Wednesday, August 31, 2011

H.M.S

Picture provided by http://hallsms.knoxschools.org/
Last night was 6th grade open house. It was interesting and pretty fun. We started in homeroom, and went around to each classroom just as they do during the day. We followed their schedule with the exception of lunch, and we only got 10 minutes per class, that made for some fast talking teachers.

Its weird for me to go to open house with them, because it is weird for me to be back at the same school I attended in my younger years. It is however, exactly what I wanted. I've told everyone plenty of times that I don't do change, I can't cope when things change. I know that I loved Halls Middle School, for the most part I had wonderful teachers, and some of the best friends.

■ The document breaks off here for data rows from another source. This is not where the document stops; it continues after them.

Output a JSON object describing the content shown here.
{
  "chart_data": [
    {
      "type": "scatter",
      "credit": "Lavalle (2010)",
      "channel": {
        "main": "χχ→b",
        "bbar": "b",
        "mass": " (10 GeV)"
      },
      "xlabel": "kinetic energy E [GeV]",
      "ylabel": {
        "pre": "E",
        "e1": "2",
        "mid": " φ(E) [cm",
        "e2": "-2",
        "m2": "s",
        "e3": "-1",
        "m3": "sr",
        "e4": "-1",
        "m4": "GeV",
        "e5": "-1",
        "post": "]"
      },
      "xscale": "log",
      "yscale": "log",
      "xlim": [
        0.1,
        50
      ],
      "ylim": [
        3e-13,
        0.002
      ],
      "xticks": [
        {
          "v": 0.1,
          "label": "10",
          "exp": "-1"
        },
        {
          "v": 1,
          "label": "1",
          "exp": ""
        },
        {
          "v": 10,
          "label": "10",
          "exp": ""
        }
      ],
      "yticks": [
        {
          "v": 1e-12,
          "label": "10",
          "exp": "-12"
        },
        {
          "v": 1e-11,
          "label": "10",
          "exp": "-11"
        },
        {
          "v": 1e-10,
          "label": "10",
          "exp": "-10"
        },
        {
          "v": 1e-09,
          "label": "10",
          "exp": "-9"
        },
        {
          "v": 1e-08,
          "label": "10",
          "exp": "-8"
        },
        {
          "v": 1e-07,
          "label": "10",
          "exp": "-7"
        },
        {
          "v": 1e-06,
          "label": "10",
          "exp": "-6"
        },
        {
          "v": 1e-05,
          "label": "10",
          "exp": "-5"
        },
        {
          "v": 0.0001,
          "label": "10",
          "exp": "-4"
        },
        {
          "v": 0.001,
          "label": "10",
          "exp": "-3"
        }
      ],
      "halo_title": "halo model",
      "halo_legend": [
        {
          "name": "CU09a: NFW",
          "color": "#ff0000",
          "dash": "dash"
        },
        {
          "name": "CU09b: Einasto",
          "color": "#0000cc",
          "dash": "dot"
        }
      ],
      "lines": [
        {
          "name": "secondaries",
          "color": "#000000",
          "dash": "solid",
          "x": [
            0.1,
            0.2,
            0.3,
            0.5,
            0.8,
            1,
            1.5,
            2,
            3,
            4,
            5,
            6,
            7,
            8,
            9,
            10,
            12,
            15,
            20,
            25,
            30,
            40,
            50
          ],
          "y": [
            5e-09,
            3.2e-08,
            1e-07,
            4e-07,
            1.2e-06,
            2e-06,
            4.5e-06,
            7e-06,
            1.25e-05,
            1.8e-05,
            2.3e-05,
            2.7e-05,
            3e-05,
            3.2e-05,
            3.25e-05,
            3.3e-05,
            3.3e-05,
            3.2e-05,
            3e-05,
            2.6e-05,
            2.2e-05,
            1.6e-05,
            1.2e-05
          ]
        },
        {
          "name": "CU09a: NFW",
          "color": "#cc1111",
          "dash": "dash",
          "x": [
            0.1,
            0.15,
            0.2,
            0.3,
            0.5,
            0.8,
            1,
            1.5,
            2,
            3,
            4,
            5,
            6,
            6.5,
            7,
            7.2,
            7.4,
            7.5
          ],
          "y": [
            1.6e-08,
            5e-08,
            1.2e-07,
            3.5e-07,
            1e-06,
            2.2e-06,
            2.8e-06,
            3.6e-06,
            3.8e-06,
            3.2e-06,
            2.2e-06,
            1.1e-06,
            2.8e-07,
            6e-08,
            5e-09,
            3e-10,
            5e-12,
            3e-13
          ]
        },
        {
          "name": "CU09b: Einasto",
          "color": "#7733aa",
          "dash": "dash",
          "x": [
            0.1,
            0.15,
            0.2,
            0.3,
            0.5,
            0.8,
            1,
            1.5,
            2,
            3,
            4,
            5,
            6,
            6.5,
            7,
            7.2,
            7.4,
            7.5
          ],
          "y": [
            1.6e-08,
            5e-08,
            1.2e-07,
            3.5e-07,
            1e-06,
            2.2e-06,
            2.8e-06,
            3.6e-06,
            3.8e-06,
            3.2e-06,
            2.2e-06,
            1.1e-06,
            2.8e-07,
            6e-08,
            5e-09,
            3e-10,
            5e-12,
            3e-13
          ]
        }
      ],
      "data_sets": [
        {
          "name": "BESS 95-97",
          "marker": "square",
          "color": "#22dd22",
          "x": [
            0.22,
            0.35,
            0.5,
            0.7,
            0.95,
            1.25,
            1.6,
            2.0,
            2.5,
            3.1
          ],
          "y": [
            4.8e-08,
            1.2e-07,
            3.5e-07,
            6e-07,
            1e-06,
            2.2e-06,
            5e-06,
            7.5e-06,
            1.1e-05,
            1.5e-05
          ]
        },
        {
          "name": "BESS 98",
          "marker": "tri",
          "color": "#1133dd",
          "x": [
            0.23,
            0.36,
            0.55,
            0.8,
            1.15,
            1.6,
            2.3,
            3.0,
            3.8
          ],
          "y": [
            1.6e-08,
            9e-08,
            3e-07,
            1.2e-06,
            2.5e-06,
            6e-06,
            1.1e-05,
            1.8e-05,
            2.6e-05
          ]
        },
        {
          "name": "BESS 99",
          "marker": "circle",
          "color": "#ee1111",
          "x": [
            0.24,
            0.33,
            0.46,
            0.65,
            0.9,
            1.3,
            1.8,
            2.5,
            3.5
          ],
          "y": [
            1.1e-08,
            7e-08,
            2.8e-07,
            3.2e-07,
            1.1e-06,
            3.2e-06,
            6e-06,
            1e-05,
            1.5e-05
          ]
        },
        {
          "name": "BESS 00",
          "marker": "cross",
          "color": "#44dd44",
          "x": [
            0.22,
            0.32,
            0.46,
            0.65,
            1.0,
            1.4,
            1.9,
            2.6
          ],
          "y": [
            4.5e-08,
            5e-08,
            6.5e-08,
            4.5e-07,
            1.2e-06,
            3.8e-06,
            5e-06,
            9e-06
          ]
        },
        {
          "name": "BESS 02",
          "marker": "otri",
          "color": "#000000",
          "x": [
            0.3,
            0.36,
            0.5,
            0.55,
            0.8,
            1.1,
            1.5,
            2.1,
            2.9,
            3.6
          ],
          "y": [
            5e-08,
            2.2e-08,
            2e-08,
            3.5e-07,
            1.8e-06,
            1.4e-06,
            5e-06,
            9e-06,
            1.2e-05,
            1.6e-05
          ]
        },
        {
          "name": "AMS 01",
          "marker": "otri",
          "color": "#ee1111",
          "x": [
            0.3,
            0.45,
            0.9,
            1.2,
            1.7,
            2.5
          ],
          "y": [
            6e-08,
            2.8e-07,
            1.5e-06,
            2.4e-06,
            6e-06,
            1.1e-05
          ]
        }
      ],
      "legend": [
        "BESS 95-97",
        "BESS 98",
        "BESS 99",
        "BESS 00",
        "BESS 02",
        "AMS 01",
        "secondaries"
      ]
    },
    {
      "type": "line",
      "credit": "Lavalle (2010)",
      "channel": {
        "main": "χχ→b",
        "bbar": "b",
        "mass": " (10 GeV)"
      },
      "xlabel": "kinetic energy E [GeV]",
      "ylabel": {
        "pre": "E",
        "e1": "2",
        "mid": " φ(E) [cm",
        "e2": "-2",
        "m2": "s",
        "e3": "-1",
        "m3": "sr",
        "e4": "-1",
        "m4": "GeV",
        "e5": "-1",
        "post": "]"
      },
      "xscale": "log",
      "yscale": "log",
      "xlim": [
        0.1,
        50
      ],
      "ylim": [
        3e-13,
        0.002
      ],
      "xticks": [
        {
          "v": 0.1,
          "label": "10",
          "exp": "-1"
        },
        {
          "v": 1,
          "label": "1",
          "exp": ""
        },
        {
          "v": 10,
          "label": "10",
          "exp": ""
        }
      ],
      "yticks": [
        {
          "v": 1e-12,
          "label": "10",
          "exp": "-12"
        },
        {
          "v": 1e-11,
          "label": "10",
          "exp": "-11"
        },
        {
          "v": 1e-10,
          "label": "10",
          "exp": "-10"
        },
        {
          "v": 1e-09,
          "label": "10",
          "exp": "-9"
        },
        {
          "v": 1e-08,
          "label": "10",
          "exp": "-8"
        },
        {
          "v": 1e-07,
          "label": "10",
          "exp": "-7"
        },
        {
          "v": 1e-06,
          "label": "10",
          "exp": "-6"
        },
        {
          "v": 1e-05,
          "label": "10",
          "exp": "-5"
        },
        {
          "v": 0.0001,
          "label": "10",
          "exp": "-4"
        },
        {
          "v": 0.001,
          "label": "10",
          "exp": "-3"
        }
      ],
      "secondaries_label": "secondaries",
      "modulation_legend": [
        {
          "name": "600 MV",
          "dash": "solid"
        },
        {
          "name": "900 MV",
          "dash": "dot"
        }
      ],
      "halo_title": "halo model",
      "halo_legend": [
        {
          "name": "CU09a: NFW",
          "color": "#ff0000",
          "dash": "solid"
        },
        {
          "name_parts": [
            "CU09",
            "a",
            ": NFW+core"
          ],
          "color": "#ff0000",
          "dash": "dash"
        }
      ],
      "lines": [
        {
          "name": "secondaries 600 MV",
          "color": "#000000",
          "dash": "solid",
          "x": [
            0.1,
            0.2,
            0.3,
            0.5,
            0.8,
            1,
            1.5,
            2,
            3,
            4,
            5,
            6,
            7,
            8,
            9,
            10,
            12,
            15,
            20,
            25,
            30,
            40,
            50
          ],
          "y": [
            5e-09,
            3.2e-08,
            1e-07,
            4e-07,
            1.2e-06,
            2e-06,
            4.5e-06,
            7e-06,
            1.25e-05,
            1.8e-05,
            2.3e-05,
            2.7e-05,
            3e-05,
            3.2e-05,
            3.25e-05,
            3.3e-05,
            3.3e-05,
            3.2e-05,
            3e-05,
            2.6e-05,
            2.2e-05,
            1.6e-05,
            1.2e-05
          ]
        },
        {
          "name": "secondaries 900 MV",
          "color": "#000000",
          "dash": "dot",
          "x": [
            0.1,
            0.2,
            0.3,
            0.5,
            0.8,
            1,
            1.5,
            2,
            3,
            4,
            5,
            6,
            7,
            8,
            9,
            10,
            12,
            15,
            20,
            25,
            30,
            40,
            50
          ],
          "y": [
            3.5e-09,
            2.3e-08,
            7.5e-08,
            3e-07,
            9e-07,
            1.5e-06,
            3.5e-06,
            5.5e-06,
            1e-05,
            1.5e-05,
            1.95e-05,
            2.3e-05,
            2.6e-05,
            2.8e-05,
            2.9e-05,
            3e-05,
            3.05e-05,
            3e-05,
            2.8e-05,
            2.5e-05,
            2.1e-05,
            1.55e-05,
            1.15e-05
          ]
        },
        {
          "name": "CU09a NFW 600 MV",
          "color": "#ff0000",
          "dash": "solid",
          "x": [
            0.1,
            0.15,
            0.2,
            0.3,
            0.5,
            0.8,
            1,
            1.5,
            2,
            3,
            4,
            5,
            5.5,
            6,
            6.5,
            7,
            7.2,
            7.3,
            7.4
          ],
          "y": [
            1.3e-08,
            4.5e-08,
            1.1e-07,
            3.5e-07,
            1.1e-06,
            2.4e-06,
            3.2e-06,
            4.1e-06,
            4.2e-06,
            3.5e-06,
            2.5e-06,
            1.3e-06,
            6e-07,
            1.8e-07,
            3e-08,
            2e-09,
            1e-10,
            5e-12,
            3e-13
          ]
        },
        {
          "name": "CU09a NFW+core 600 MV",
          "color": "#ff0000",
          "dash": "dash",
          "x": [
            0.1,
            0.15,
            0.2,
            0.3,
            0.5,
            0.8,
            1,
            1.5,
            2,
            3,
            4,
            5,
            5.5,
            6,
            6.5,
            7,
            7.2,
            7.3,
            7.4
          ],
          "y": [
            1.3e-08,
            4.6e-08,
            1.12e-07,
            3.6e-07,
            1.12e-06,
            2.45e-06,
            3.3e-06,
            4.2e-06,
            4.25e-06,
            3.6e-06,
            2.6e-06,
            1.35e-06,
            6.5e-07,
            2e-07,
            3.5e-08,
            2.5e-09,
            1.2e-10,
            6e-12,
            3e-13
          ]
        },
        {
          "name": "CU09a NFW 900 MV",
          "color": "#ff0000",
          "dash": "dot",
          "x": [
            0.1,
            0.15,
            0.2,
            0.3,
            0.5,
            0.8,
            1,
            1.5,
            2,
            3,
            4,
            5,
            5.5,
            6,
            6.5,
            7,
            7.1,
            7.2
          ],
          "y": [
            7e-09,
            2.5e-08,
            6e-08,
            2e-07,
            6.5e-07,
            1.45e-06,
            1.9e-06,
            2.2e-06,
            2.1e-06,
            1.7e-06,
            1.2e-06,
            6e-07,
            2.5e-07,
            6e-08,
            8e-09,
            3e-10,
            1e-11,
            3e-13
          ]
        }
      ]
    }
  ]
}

I do know though, that many people did not like HMS. I know quite a few people that said they would NEVER send their kids there, and I respect their decision. I, however was going to fight tooth and nail to get my kids into Halls.... I know, I know somethings have to change, but lucky for me this is one thing that didn't have to change. It helps me even more, or maybe it hinders me to know that some of the people I went to school with will now be teaching my children. That makes me feel even better about my decision to send my children to Halls.

Adriana doesn't have any of the teachers that I had when I was in 6th grade, as a matter of fact of the 5 core subjects, I only know of 3 of the teachers. Two of the teachers were there when I was there, and lucky for Adriana the other teacher that she has I know because I went to school with her. She was always such a great person when we went to school together and she still is that wonderfully loving person, which makes my decision to send Adriana to Halls completely and totally worth it.

I thought I was doing okay with 6th grade, I didn't really cry when I had to drop her off her first day and even though I almost cried the first day I watched her walk across to the church all by herself, I didn't. It's hard to let your baby go, and its even harder when you know you are letting go because they are growing up. I did really awesome at the open house, never really felt a twinge of sadness, never really felt any tears welling up.... UNTIL.... we had been through all the periods first through fourth, and now we were sitting in Adriana's 5th period class. For 5th period she has reading, with Allison or as the kids have to call her Mrs. Thomas and this was the first time I felt it. As Adriana sat there looking at me, telling me all about her classroom and what they do during reading, I felt it in my throat and tears started welling up. I warned her, so if I let a tear roll she would be expecting it and maybe she wouldn't be so embarrassed. She said, "Mom, don't cry!" She is much stronger than I am, and she really can't understand why Mom cries all the time.

I gained my composure before Mrs. Thomas came in the room to address all us parents. I sat in a desk behind the desk my child sits in daily, watching a friend of mine be a teacher. I guess the emotion came from the fact that life comes full circle, no matter what, even when we think it won't, it always does. I did want to cry, but I refrained except for the little tears that welled up for a brief moment. I really admire most of the people that I had the pleasure of meeting and knowing during my time at Halls Middle School, I just hope that my girls feel the same way when they are "grown-ups".